|
|
|
|
|
by bluecoconut
990 days ago
|
|
I think people are misreading this work, and assuming this is equivalent to full dense-attention. This is just saying its an efficiency gain over sliding window re-computation, where instead of computing the L^2 cost over and over (T times), you can re-use a cache and maintain perplexity. I don't think they are claiming that this allows for attending to content that was far away. They tested by running concatenating and measuring -> `Q A Q A Q A Q A...` not by doing `Q Q Q Q A A A A...` They also measure perplexity, showing that it produces "readable text" (coherent, locally viable); not that it is "extracting anything" from the big-triangle-gap of no-attention. I think this would fail to be given a book, then write the first word of every paragraph. Or, given a book, write a 1 sentence summary of each chapter. I might be wrong, because they didn't test tasks like this, but I'd be very very surprised. |
|
Just tested it - this definitely doesn't seem to be giving enhanced context length. It does run quickly though, can confirm it was using about 35 GB of an A100 RAM and pinned the usage for the entire duration.

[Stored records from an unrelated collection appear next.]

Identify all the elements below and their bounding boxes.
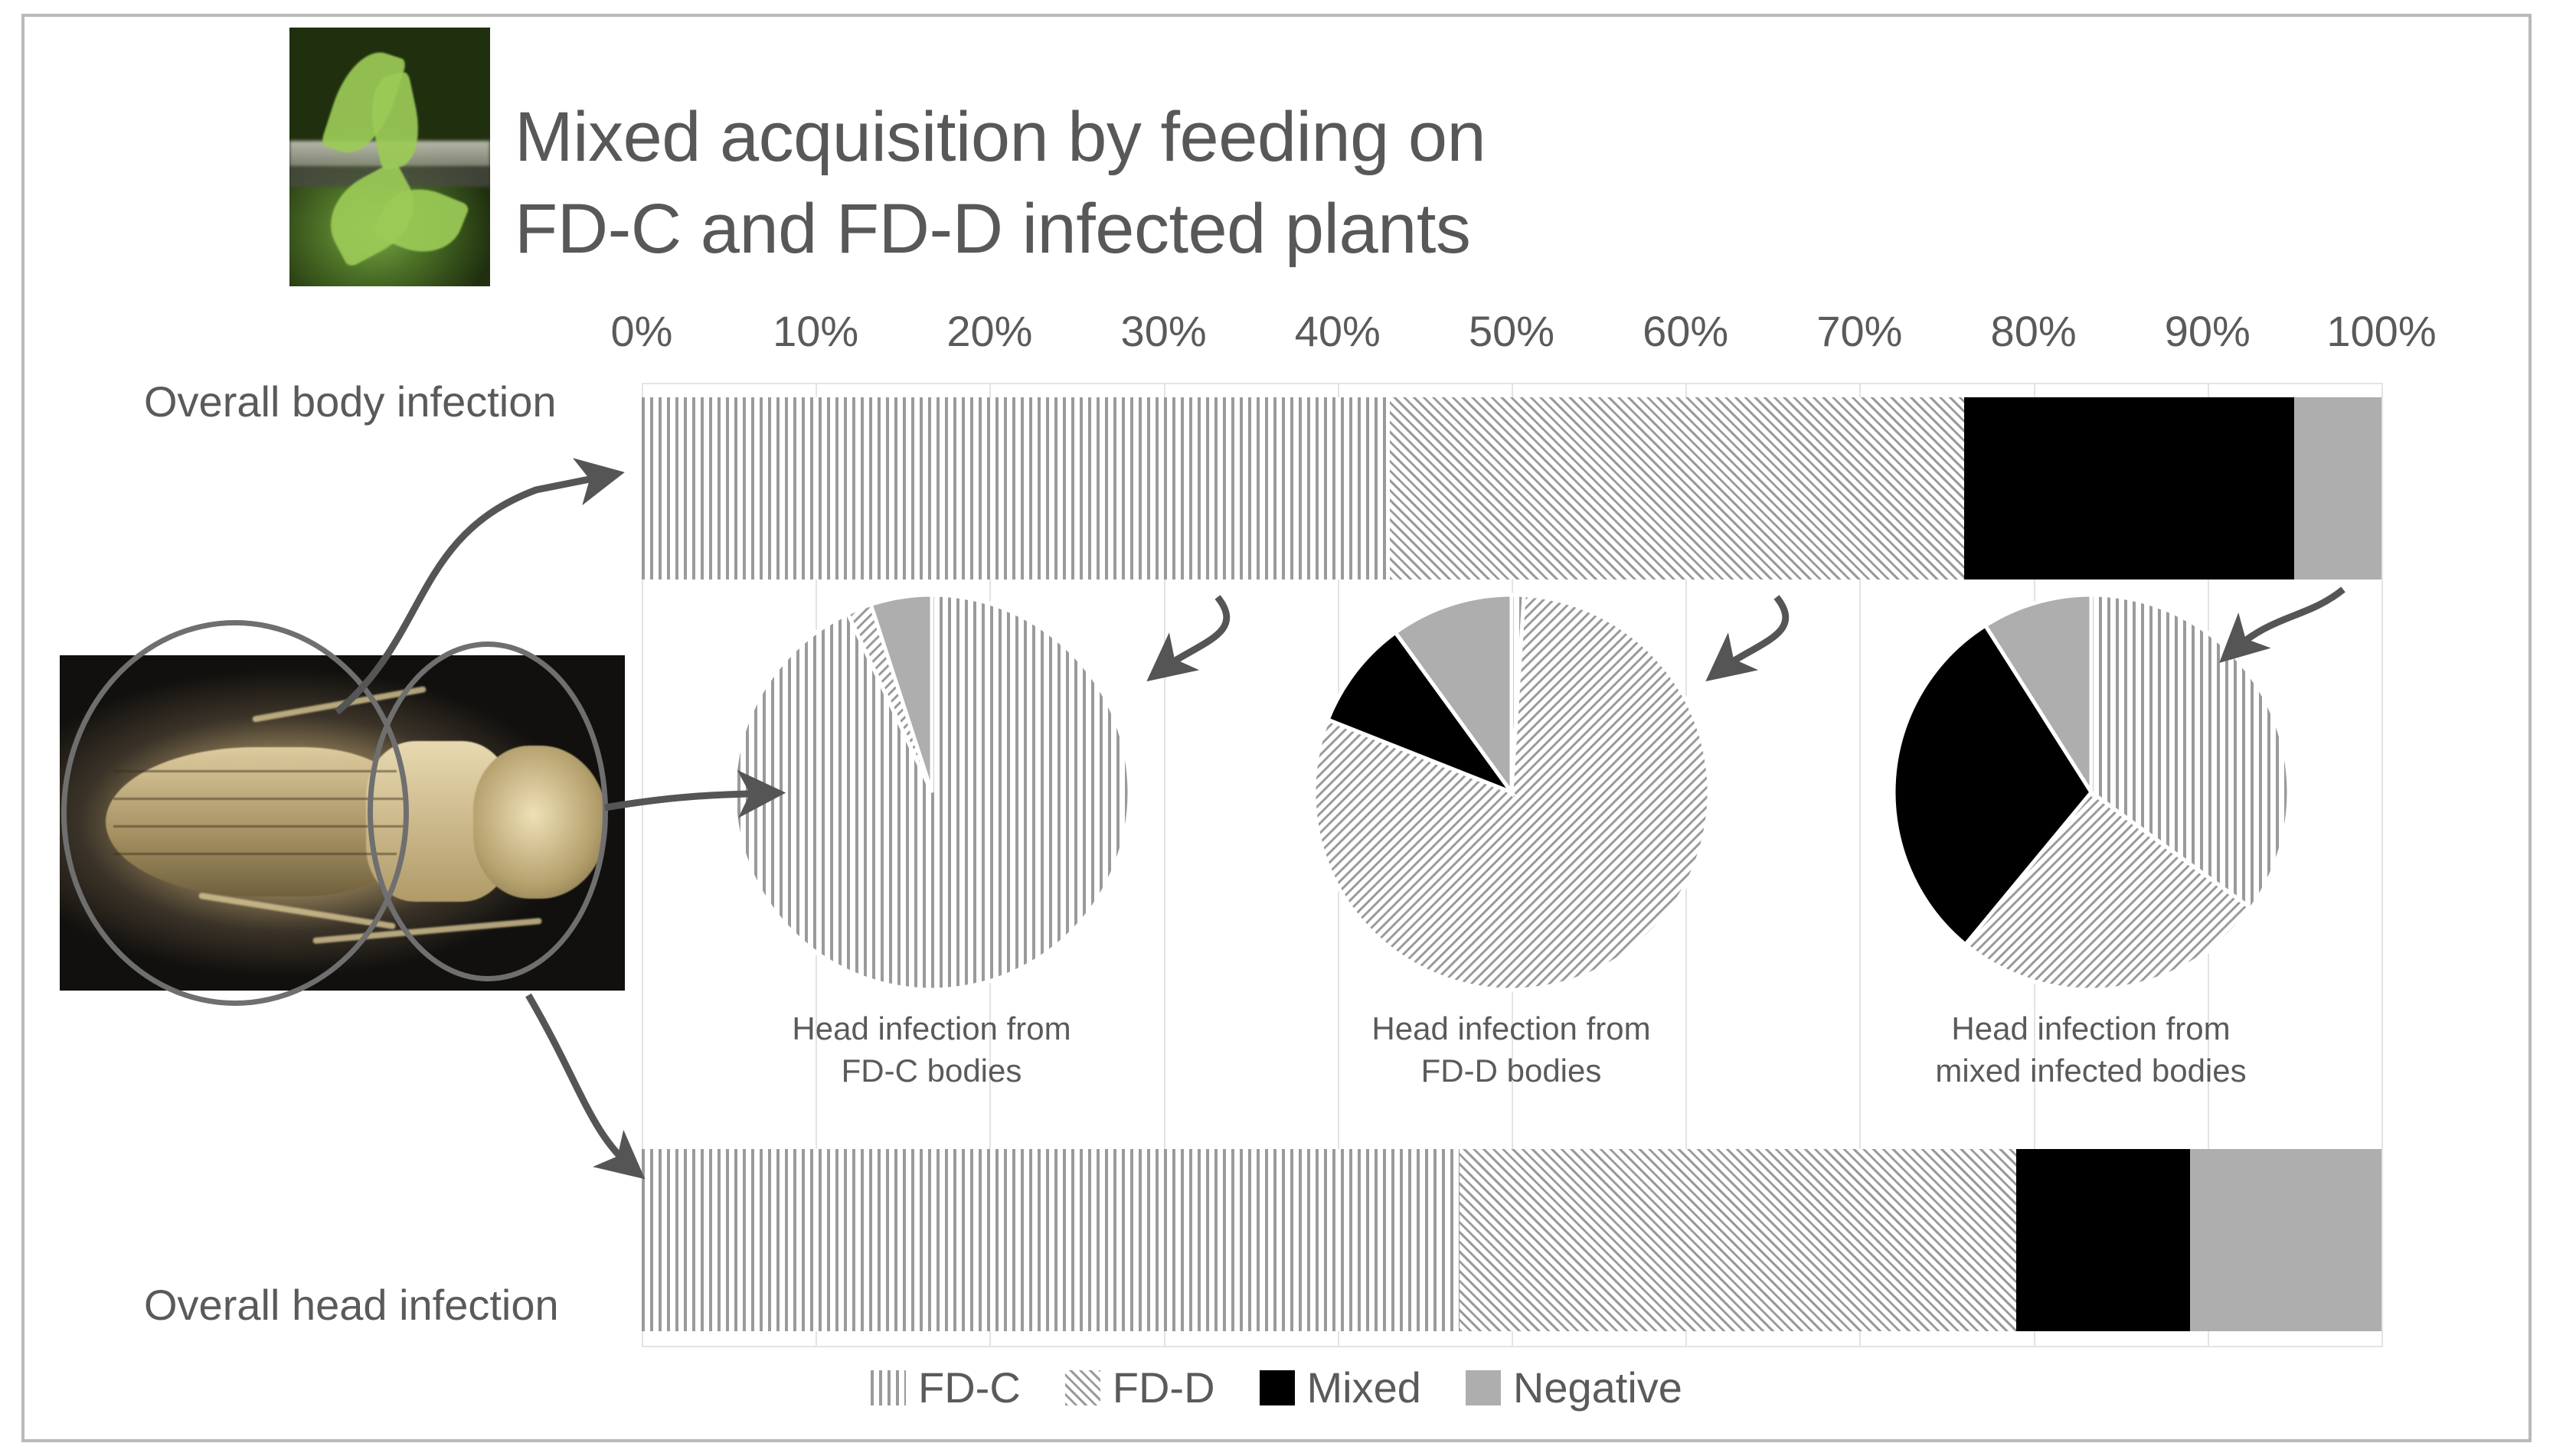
x-tick-0: 0% (611, 306, 673, 356)
legend-swatch-negative (1466, 1370, 1501, 1405)
pie-caption-line-1: Head infection from (1951, 1010, 2230, 1046)
x-tick-10: 10% (773, 306, 858, 356)
stacked-bar-overall-head (642, 1149, 2381, 1331)
pie-graphic-1 (729, 589, 1135, 995)
plot-bottom-border (642, 1346, 2381, 1347)
pie-caption-line-2: mixed infected bodies (1935, 1053, 2246, 1089)
x-tick-50: 50% (1469, 306, 1554, 356)
stacked-bar-overall-body (642, 397, 2381, 579)
pie-caption-1: Head infection fromFD-C bodies (642, 1007, 1221, 1092)
chart-legend: FD-CFD-DMixedNegative (0, 1363, 2553, 1412)
legend-swatch-mixed (1260, 1370, 1295, 1405)
legend-label-mixed: Mixed (1307, 1363, 1421, 1412)
title-line-1: Mixed acquisition by feeding on (515, 98, 1486, 176)
x-tick-40: 40% (1295, 306, 1381, 356)
bar-segment-fd-c (642, 1149, 1460, 1331)
pie-caption-3: Head infection frommixed infected bodies (1801, 1007, 2381, 1092)
pie-chart-row: Head infection fromFD-C bodies Head infe… (642, 589, 2381, 1125)
legend-item-fd-d[interactable]: FD-D (1065, 1363, 1215, 1412)
legend-label-fd-d: FD-D (1113, 1363, 1215, 1412)
slide-canvas: Mixed acquisition by feeding on FD-C and… (0, 0, 2553, 1456)
x-tick-100: 100% (2326, 306, 2436, 356)
legend-label-negative: Negative (1513, 1363, 1682, 1412)
x-tick-20: 20% (946, 306, 1032, 356)
pie-graphic-2 (1309, 589, 1715, 995)
bar-segment-mixed (1964, 397, 2295, 579)
plot-top-border (642, 383, 2381, 384)
title-line-2: FD-C and FD-D infected plants (515, 184, 1740, 276)
x-axis-tick-labels: 0%10%20%30%40%50%60%70%80%90%100% (0, 306, 2553, 360)
legend-item-negative[interactable]: Negative (1466, 1363, 1682, 1412)
x-tick-60: 60% (1643, 306, 1728, 356)
head-highlight-circle (368, 641, 608, 981)
pie-caption-line-1: Head infection from (792, 1010, 1071, 1046)
body-highlight-circle (61, 620, 409, 1006)
bar-segment-fd-d (1390, 397, 1964, 579)
row-label-overall-body: Overall body infection (144, 377, 557, 426)
legend-item-fd-c[interactable]: FD-C (871, 1363, 1021, 1412)
gridline (2381, 383, 2383, 1347)
bar-segment-negative (2190, 1149, 2381, 1331)
x-tick-80: 80% (1991, 306, 2077, 356)
pie-chart-3: Head infection frommixed infected bodies (1801, 589, 2381, 1125)
legend-item-mixed[interactable]: Mixed (1260, 1363, 1421, 1412)
pie-caption-line-1: Head infection from (1371, 1010, 1650, 1046)
row-label-overall-head: Overall head infection (144, 1280, 559, 1330)
legend-label-fd-c: FD-C (918, 1363, 1021, 1412)
pie-chart-1: Head infection fromFD-C bodies (642, 589, 1221, 1125)
legend-swatch-fd-d (1065, 1370, 1100, 1405)
pie-caption-line-2: FD-D bodies (1421, 1053, 1602, 1089)
pie-chart-2: Head infection fromFD-D bodies (1221, 589, 1801, 1125)
pie-caption-2: Head infection fromFD-D bodies (1221, 1007, 1801, 1092)
slide-title: Mixed acquisition by feeding on FD-C and… (515, 92, 1740, 275)
bar-segment-mixed (2016, 1149, 2190, 1331)
x-tick-30: 30% (1121, 306, 1207, 356)
legend-swatch-fd-c (871, 1370, 906, 1405)
plant-photo (289, 28, 490, 286)
x-tick-70: 70% (1816, 306, 1902, 356)
bar-segment-negative (2294, 397, 2381, 579)
pie-caption-line-2: FD-C bodies (842, 1053, 1022, 1089)
x-tick-90: 90% (2165, 306, 2251, 356)
pie-graphic-3 (1888, 589, 2294, 995)
bar-segment-fd-d (1460, 1149, 2016, 1331)
bar-segment-fd-c (642, 397, 1390, 579)
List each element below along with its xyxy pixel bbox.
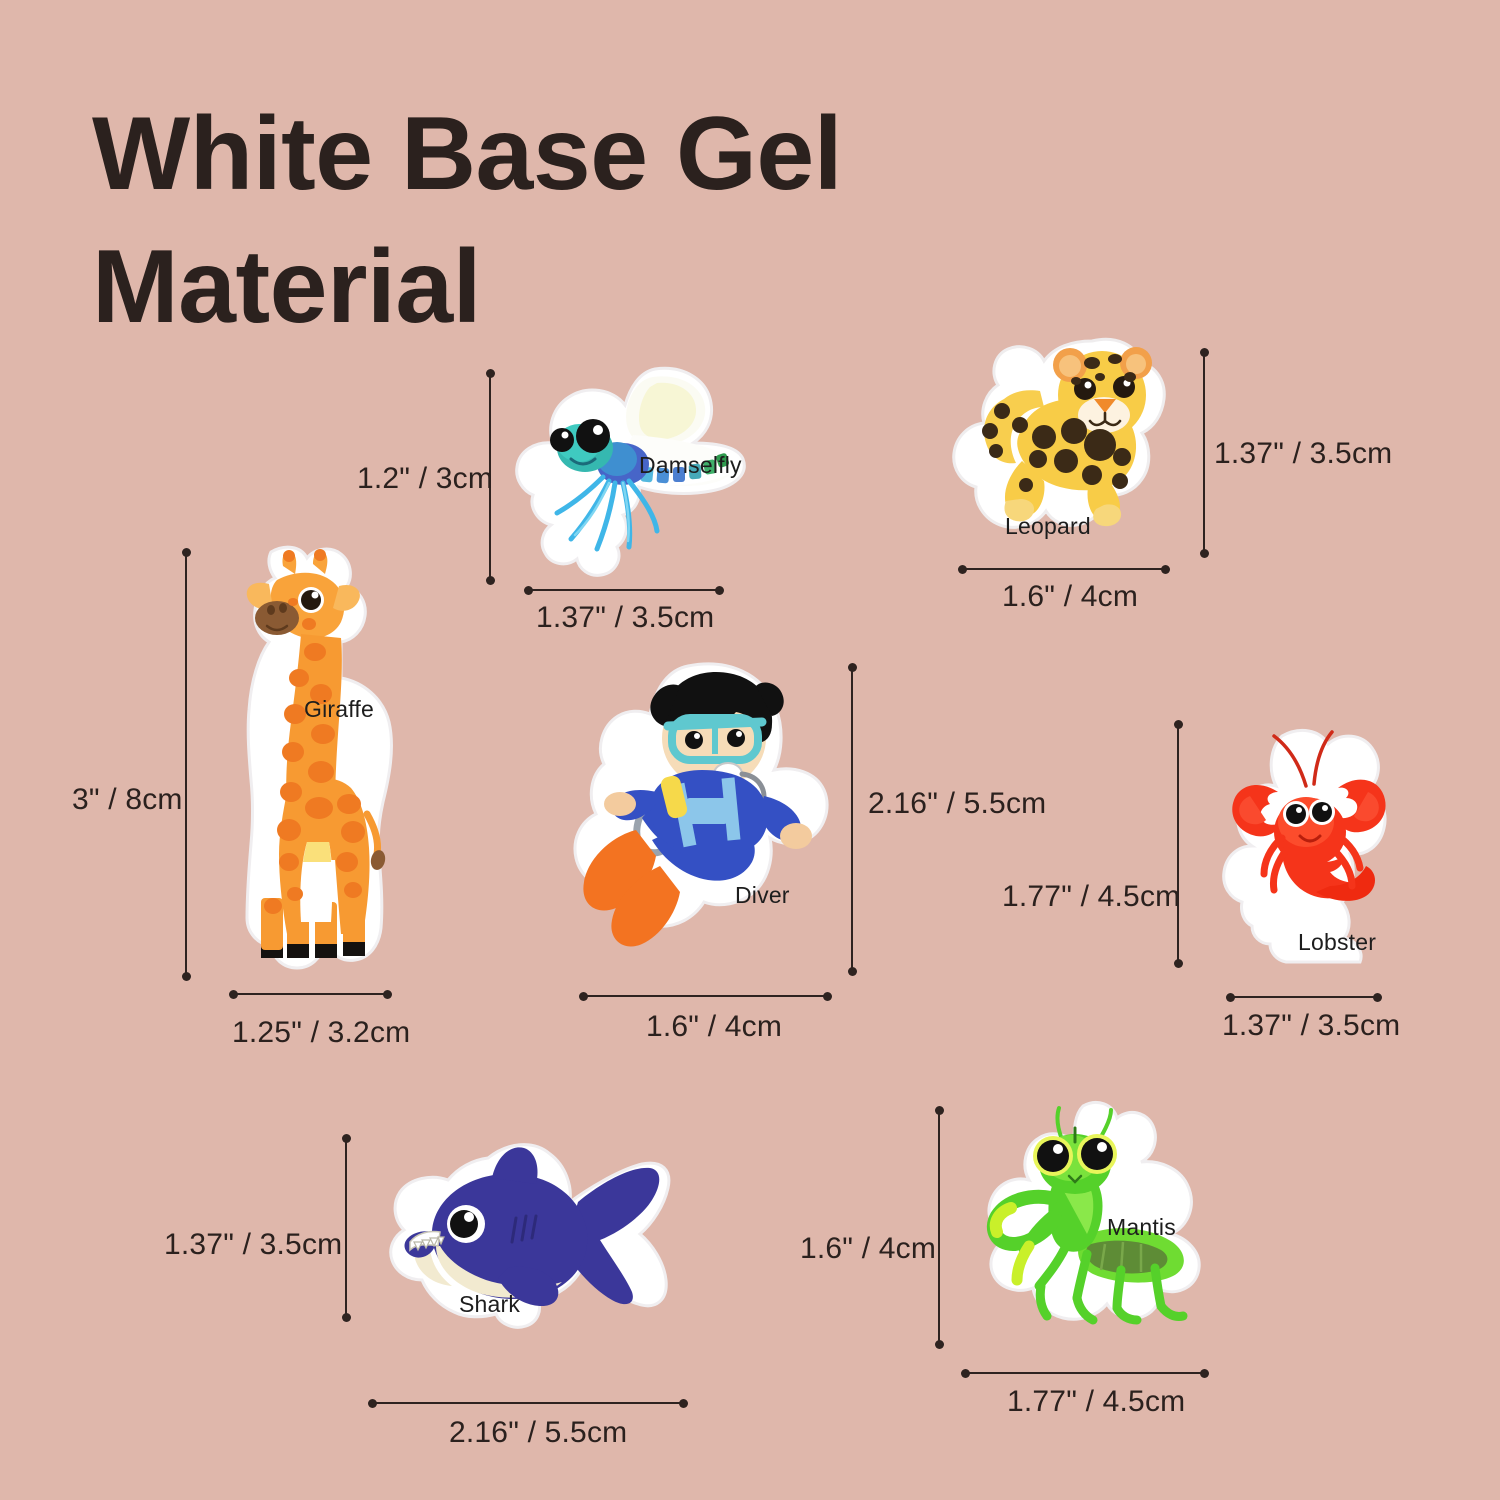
diver-height-label: 2.16" / 5.5cm <box>868 787 1046 821</box>
lobster-height-line <box>1177 724 1179 964</box>
lobster-height-label: 1.77" / 4.5cm <box>1002 880 1180 914</box>
damselfly-width-label: 1.37" / 3.5cm <box>536 601 714 635</box>
damselfly-height-label: 1.2" / 3cm <box>357 462 493 496</box>
sticker-diver[interactable]: Diver <box>568 660 848 960</box>
lobster-width-line <box>1230 996 1378 998</box>
mantis-height-label: 1.6" / 4cm <box>800 1232 936 1266</box>
diver-width-label: 1.6" / 4cm <box>646 1010 782 1044</box>
mantis-width-label: 1.77" / 4.5cm <box>1007 1385 1185 1419</box>
giraffe-width-label: 1.25" / 3.2cm <box>232 1016 410 1050</box>
damselfly-width-line <box>528 589 720 591</box>
giraffe-height-label: 3" / 8cm <box>72 783 183 817</box>
mantis-height-line <box>938 1110 940 1345</box>
sticker-leopard[interactable]: Leopard <box>940 333 1172 565</box>
leopard-width-line <box>962 568 1166 570</box>
sticker-shark[interactable]: Shark <box>370 1138 676 1338</box>
leopard-height-line <box>1203 352 1205 554</box>
diver-height-line <box>851 667 853 972</box>
leopard-width-label: 1.6" / 4cm <box>1002 580 1138 614</box>
sticker-mantis[interactable]: Mantis <box>955 1098 1217 1342</box>
infographic-canvas: White Base Gel Material 1.2" / 3cm 1.37"… <box>0 0 1500 1500</box>
sticker-giraffe[interactable]: Giraffe <box>203 542 411 982</box>
sticker-damselfly[interactable]: Damselfly <box>505 363 747 581</box>
page-title: White Base Gel Material <box>92 88 1172 354</box>
lobster-width-label: 1.37" / 3.5cm <box>1222 1009 1400 1043</box>
giraffe-height-line <box>185 552 187 977</box>
giraffe-width-line <box>233 993 388 995</box>
shark-height-label: 1.37" / 3.5cm <box>164 1228 342 1262</box>
leopard-height-label: 1.37" / 3.5cm <box>1214 437 1392 471</box>
shark-height-line <box>345 1138 347 1318</box>
mantis-width-line <box>965 1372 1205 1374</box>
shark-width-label: 2.16" / 5.5cm <box>449 1416 627 1450</box>
diver-width-line <box>583 995 828 997</box>
shark-width-line <box>372 1402 684 1404</box>
sticker-lobster[interactable]: Lobster <box>1220 722 1402 970</box>
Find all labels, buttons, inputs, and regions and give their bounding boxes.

I ran through by getting a book from project gutenberg, splitting it into paragraphs, and feeding them in paragraph by paragraph (asking it to say "okay" each paragraph), then at the end, asked some questions. It entirely hallucinated its answers. (also note: in the ~10 min of playing with this, i couldn't get the base model (lmsys/vicuna-13b-v1.3) to respond in english...)
https://gist.github.com/bluecoconut/9cae9e91fe3b1616ed650a96...